# Curve fitting the luminosity distance and redshift data

• I
Can anyone recommend papers that directly curve-fit redshift as a function of luminosity distance for type Ia supernova and gamma ray bursts? I am looking for papers that do not curve-fit the data via an assumed model, even one as simple as Friedmann–Lemaître–Robertson–Walker (FLRW) metric. I am really just curious to see what the following function ##f## might look like, where ##z## denotes redshift and ##d_l## denotes luminosity distance:

##z = f(d_l) ##

mfb
Mentor
You need some assumptions for f to do curve fitting. The "best fit" is a function that attains the best estimate for z at the best estimate for dl for every single measurement exactly, but that won't give a realistic function.

Sure, but the assumptions for ##f## can be about the relationship between the variables (linear? exponential? trigonometric? etc.) without assuming a particular physical model.

Has anyone published the "best fit" function for ##z## as a function of ##d_l## WITHOUT first assuming a particular physical model?

mfb
Mentor
Linear, exponential, trigonometric etc. all don't fit. Mathematically you can do it but the fit quality is just too bad to publish it.

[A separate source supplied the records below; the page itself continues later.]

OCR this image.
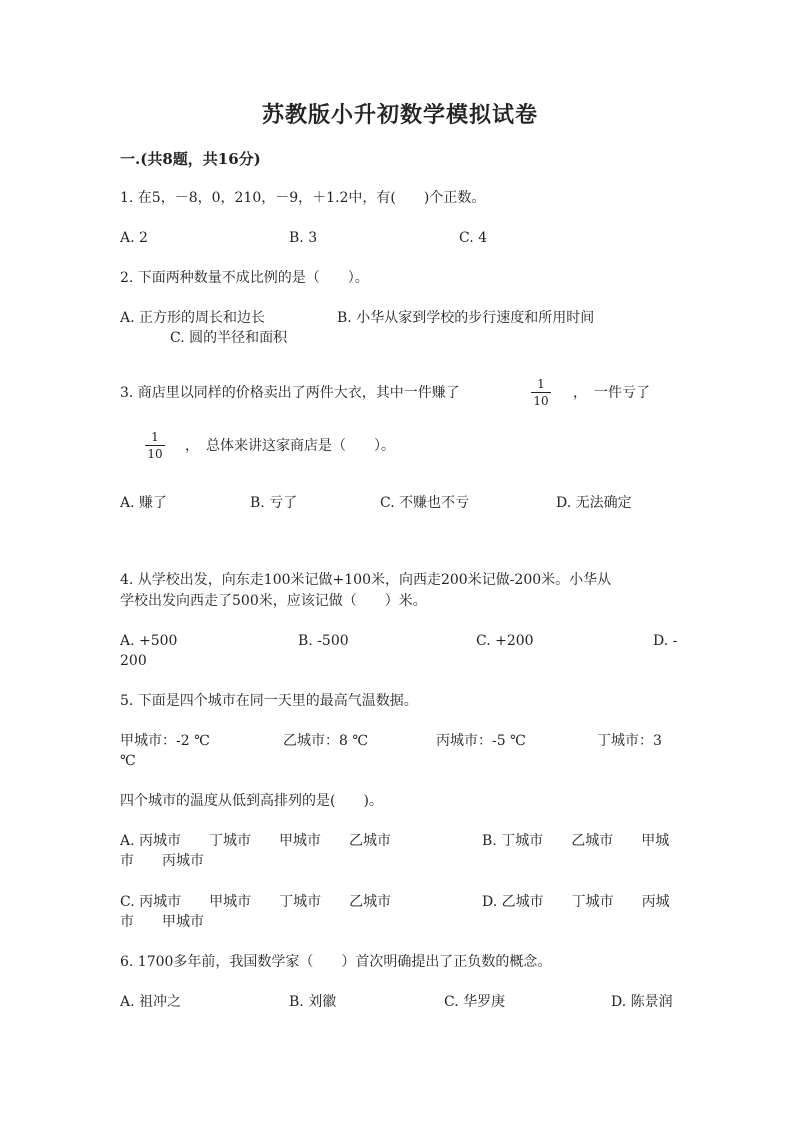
苏教版小升初数学模拟试卷
一.(共8题，共16分)
1. 在5，－8，0，210，－9，＋1.2中，有(　　)个正数。
A. 2	B. 3	C. 4
2. 下面两种数量不成比例的是（　　）。
A. 正方形的周长和边长	B. 小华从家到学校的步行速度和所用时间
C. 圆的半径和面积
3. 商店里以同样的价格卖出了两件大衣，其中一件赚了
1
10 ，　一件亏了
1
10 ，　总体来讲这家商店是（　　）。
A. 赚了	B. 亏了	C. 不赚也不亏	D. 无法确定
4. 从学校出发，向东走100米记做+100米，向西走200米记做-200米。小华从
学校出发向西走了500米，应该记做（　　）米。
A. +500	B. -500	C. +200	D. -
200
5. 下面是四个城市在同一天里的最高气温数据。
甲城市：-2 ℃	乙城市：8 ℃	丙城市：-5 ℃	丁城市：3
℃
四个城市的温度从低到高排列的是(　　)。
A. 丙城市　　丁城市　　甲城市　　乙城市	B. 丁城市　　乙城市　　甲城
市　　丙城市
C. 丙城市　　甲城市　　丁城市　　乙城市	D. 乙城市　　丁城市　　丙城
市　　甲城市
6. 1700多年前，我国数学家（　　）首次明确提出了正负数的概念。
A. 祖冲之	B. 刘徽	C. 华罗庚	D. 陈景润
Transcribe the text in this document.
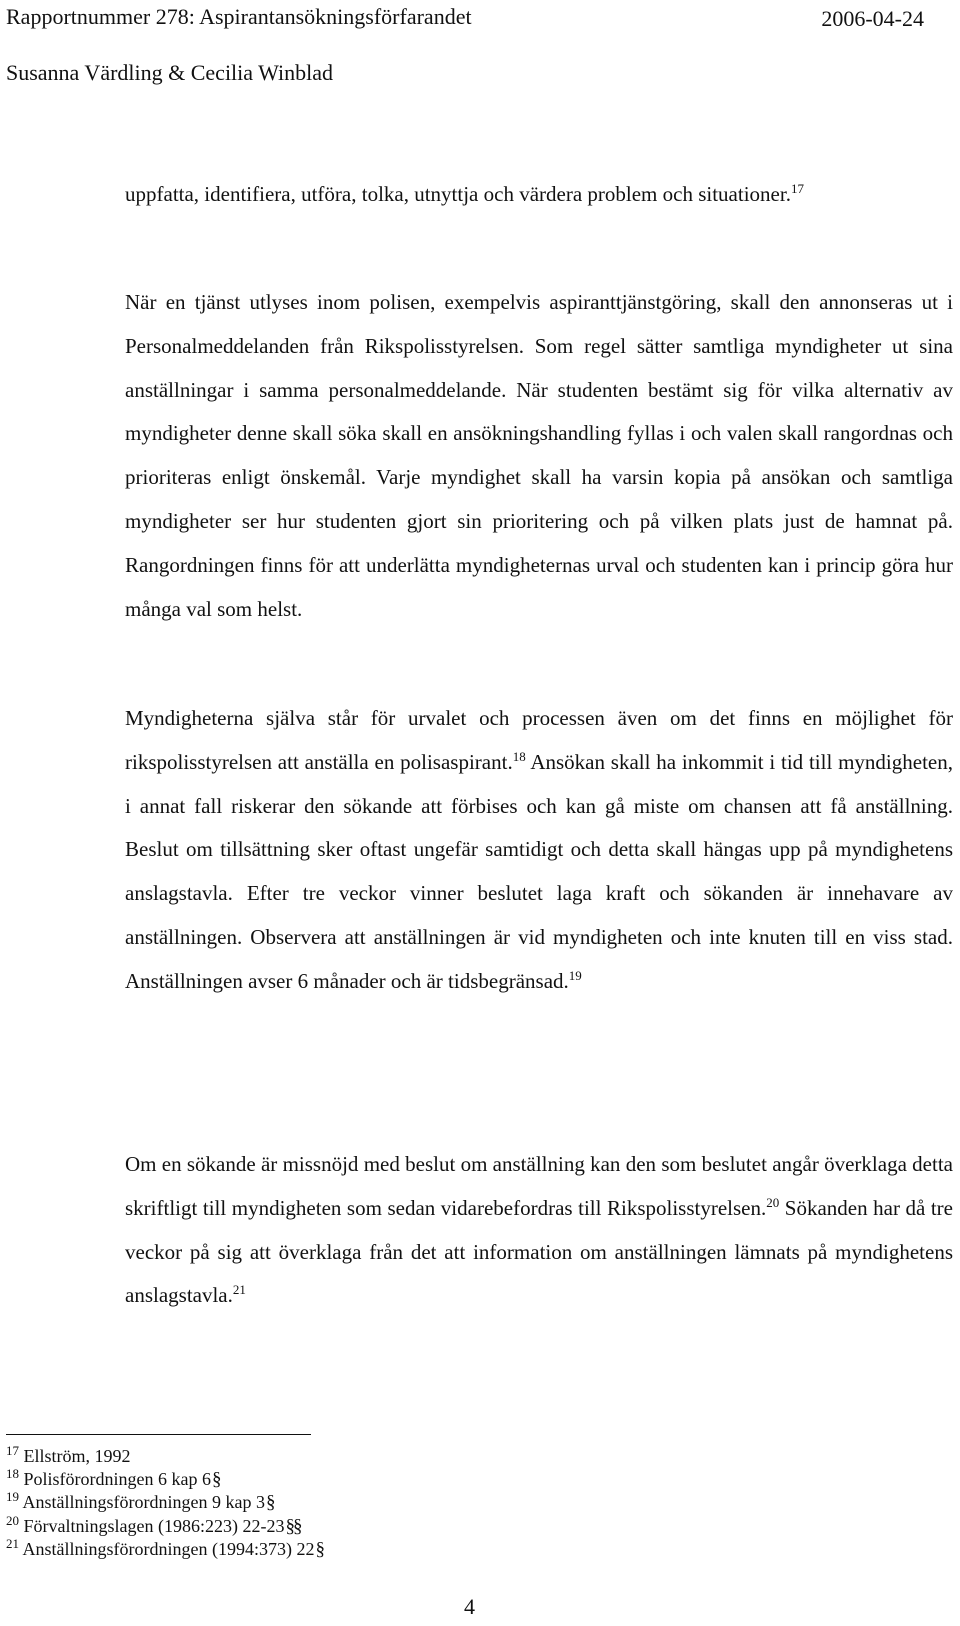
Rapportnummer 278: Aspirantansökningsförfarandet	2006-04-24
Susanna Värdling & Cecilia Winblad

uppfatta, identifiera, utföra, tolka, utnyttja och värdera problem och situationer.$^{17}$

När en tjänst utlyses inom polisen, exempelvis aspiranttjänstgöring, skall den annonseras ut i Personalmeddelanden från Rikspolisstyrelsen. Som regel sätter samtliga myndigheter ut sina anställningar i samma personalmeddelande. När studenten bestämt sig för vilka alternativ av myndigheter denne skall söka skall en ansökningshandling fyllas i och valen skall rangordnas och prioriteras enligt önskemål. Varje myndighet skall ha varsin kopia på ansökan och samtliga myndigheter ser hur studenten gjort sin prioritering och på vilken plats just de hamnat på. Rangordningen finns för att underlätta myndigheternas urval och studenten kan i princip göra hur många val som helst.

Myndigheterna själva står för urvalet och processen även om det finns en möjlighet för rikspolisstyrelsen att anställa en polisaspirant.$^{18}$ Ansökan skall ha inkommit i tid till myndigheten, i annat fall riskerar den sökande att förbises och kan gå miste om chansen att få anställning. Beslut om tillsättning sker oftast ungefär samtidigt och detta skall hängas upp på myndighetens anslagstavla. Efter tre veckor vinner beslutet laga kraft och sökanden är innehavare av anställningen. Observera att anställningen är vid myndigheten och inte knuten till en viss stad. Anställningen avser 6 månader och är tidsbegränsad.$^{19}$

Om en sökande är missnöjd med beslut om anställning kan den som beslutet angår överklaga detta skriftligt till myndigheten som sedan vidarebefordras till Rikspolisstyrelsen.$^{20}$ Sökanden har då tre veckor på sig att överklaga från det att information om anställningen lämnats på myndighetens anslagstavla.$^{21}$

$^{17}$ Ellström, 1992
$^{18}$ Polisförordningen 6 kap 6§
$^{19}$ Anställningsförordningen 9 kap 3§
$^{20}$ Förvaltningslagen (1986:223) 22-23§§
$^{21}$ Anställningsförordningen (1994:373) 22§
4
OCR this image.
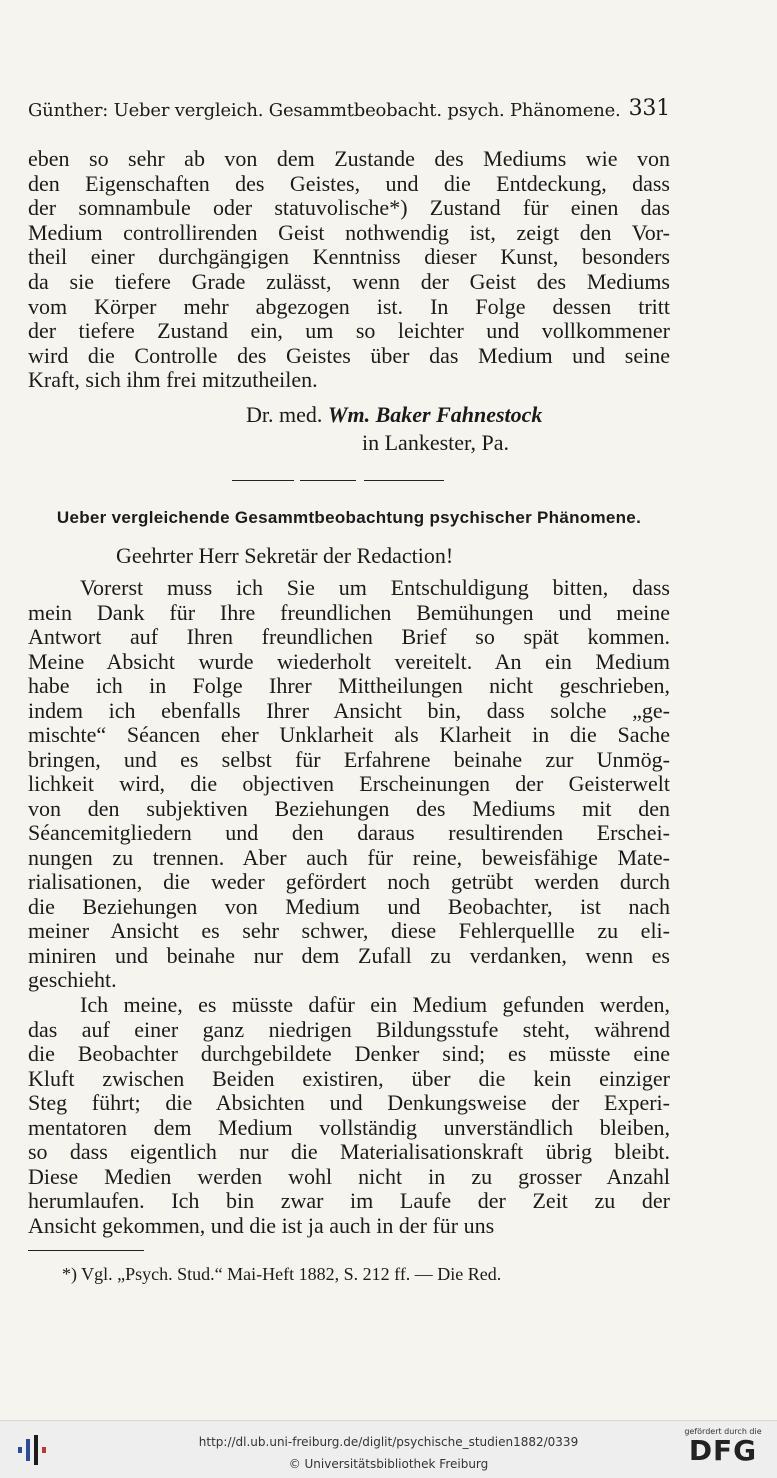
Günther: Ueber vergleich. Gesammtbeobacht. psych. Phänomene. 331
eben so sehr ab von dem Zustande des Mediums wie von
den Eigenschaften des Geistes, und die Entdeckung, dass
der somnambule oder statuvolische*) Zustand für einen das
Medium controllirenden Geist nothwendig ist, zeigt den Vor-
theil einer durchgängigen Kenntniss dieser Kunst, besonders
da sie tiefere Grade zulässt, wenn der Geist des Mediums
vom Körper mehr abgezogen ist. In Folge dessen tritt
der tiefere Zustand ein, um so leichter und vollkommener
wird die Controlle des Geistes über das Medium und seine
Kraft, sich ihm frei mitzutheilen.
Dr. med. Wm. Baker Fahnestock
in Lankester, Pa.
Ueber vergleichende Gesammtbeobachtung psychischer Phänomene.
Geehrter Herr Sekretär der Redaction!
Vorerst muss ich Sie um Entschuldigung bitten, dass
mein Dank für Ihre freundlichen Bemühungen und meine
Antwort auf Ihren freundlichen Brief so spät kommen.
Meine Absicht wurde wiederholt vereitelt. An ein Medium
habe ich in Folge Ihrer Mittheilungen nicht geschrieben,
indem ich ebenfalls Ihrer Ansicht bin, dass solche „ge-
mischte“ Séancen eher Unklarheit als Klarheit in die Sache
bringen, und es selbst für Erfahrene beinahe zur Unmög-
lichkeit wird, die objectiven Erscheinungen der Geisterwelt
von den subjektiven Beziehungen des Mediums mit den
Séancemitgliedern und den daraus resultirenden Erschei-
nungen zu trennen. Aber auch für reine, beweisfähige Mate-
rialisationen, die weder gefördert noch getrübt werden durch
die Beziehungen von Medium und Beobachter, ist nach
meiner Ansicht es sehr schwer, diese Fehlerquellle zu eli-
miniren und beinahe nur dem Zufall zu verdanken, wenn es
geschieht.
Ich meine, es müsste dafür ein Medium gefunden werden,
das auf einer ganz niedrigen Bildungsstufe steht, während
die Beobachter durchgebildete Denker sind; es müsste eine
Kluft zwischen Beiden existiren, über die kein einziger
Steg führt; die Absichten und Denkungsweise der Experi-
mentatoren dem Medium vollständig unverständlich bleiben,
so dass eigentlich nur die Materialisationskraft übrig bleibt.
Diese Medien werden wohl nicht in zu grosser Anzahl
herumlaufen. Ich bin zwar im Laufe der Zeit zu der
Ansicht gekommen, und die ist ja auch in der für uns
*) Vgl. „Psych. Stud.“ Mai-Heft 1882, S. 212 ff. — Die Red.
http://dl.ub.uni-freiburg.de/diglit/psychische_studien1882/0339
© Universitätsbibliothek Freiburg
gefördert durch die
DFG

Is there an online repository of the data out to high ##z## that is downloadable for analysis?

kimbyd
Gold Member
Is there an online repository of the data out to high ##z## that is downloadable for analysis?
Depends upon what you mean by high-z. Easiest to work with is probably supernova data. One relatively recent compilation is here, at the Supernova Cosmology Project:
http://supernova.lbl.gov/union/

They have published a summary table of the per-supernova distance/redshift relation:
http://supernova.lbl.gov/union/figures/SCPUnion2.1_mu_vs_z.txt

You'd have to read their papers to understand what the various columns of that table are, to apply them to your own fit. Looks like they go out to a redshift of about 1.4 or so.